By Michele Fuetsch, Staff Reporter

This story appears in the Dec. 15 print edition of Transport Topics.

WASHINGTON — The Supreme Court last week heard arguments in a case that could cost some states millions of dollars in lost fuel-tax revenue and allow railroads to pay less for fuel than truckers.

The state of Alabama defended its fuel-tax system against a suit by CSX Transportation Inc., which said the state discriminates against railroads by exempting truckers from Alabama’s general sales tax on fuel purchases.

At issue is the intersection of state tax law and a federal law passed decades ago to protect railroads from tax discrimination by states.



“What the court should do is . . . put itself in the position of a state and local policymaker who is trying to impose a fair and nondiscriminatory tax scheme that does not discriminate against railroads but does actually require them to pay their fair share of taxes,” Andrew Brasher,

Alabama’s solicitor general, told the court Dec. 9.

But CSX’s attorney, Carter Phillips, said that under federal law, railroads are entitled to protections to ensure their financial stability so they can “approach all of our business decisions in the most efficient way and hopefully put ourselves in a posi-

tion in order to compete against the motor carriers and the water carriers.”
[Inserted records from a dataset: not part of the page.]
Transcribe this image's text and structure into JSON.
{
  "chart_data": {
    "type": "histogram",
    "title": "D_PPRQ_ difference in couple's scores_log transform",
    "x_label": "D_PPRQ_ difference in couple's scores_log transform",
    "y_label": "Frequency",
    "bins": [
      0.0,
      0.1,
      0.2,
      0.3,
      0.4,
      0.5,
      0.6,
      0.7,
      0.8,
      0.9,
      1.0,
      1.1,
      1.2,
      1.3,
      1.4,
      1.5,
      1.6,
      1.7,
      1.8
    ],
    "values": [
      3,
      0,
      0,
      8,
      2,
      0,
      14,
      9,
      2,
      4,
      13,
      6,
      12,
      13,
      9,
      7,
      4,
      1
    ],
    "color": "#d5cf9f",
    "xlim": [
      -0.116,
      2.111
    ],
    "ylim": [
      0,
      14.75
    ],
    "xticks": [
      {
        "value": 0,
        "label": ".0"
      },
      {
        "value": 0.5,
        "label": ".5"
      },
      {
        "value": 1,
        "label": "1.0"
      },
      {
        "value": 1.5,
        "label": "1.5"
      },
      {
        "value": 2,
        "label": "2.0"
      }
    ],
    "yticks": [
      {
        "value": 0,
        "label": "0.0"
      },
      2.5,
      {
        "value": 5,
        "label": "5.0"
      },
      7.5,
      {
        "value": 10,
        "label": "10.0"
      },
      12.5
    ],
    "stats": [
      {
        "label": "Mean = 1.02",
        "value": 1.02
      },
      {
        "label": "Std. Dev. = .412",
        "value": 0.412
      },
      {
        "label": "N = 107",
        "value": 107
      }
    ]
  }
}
Like fuel-tax systems in many states, Alabama’s is complex and varies from mode to mode.

There’s no tax, for instance, on water carriers buying fuel, but truckers pay a 19-cents-a-gallon tax for on-road diesel.

Railroads are not exempt from the state’s 4% general sales tax when they buy off-road diesel, sometimes called red-dye diesel. However, the rail carriers have choices not open to truckers, according to the state and groups filing amicus (“friend of the court”) briefs on Alabama’s behalf.

While truckers must pay state and federal highway taxes when they purchase on-road diesel used on the state’s highways, “railroads can . . . elect to pay highway tax on undyed fuel instead, allowing them to take the benefit of the exemption from sales tax, and giving them the choice of paying whichever tax is lower at a given time,” said an amicus brief from the Multistate Tax Commission.

American Trucking Associations filed an amicus brief, arguing that, like many states, Alabama exempts truckers from a sales tax on fuel purchases, lest truckers suffer double taxation.

Unless the court reverses the lower court’s ruling in favor of CSX, rail carriers in Alabama will pay “significantly less for diesel fuel than their primary competitors,” ATA said.

CSX’s case rests on the Railroad Revitalization and Regulatory Reform Act that Congress enacted in 1976 to protect railroads from predatory tax discrimination by states.

The federal law, however, does not specify how to measure discrimination, a key question in this case.

The Supreme Court first heard the case in 2010 and in 2011 sent it back to the lower courts for another look.

For a second time, however, the district court dismissed CSX’s complaint, but the 11th U.S. Circuit Court of Appeals again affirmed the complaint, then Alabama took the case back to the Supreme Court.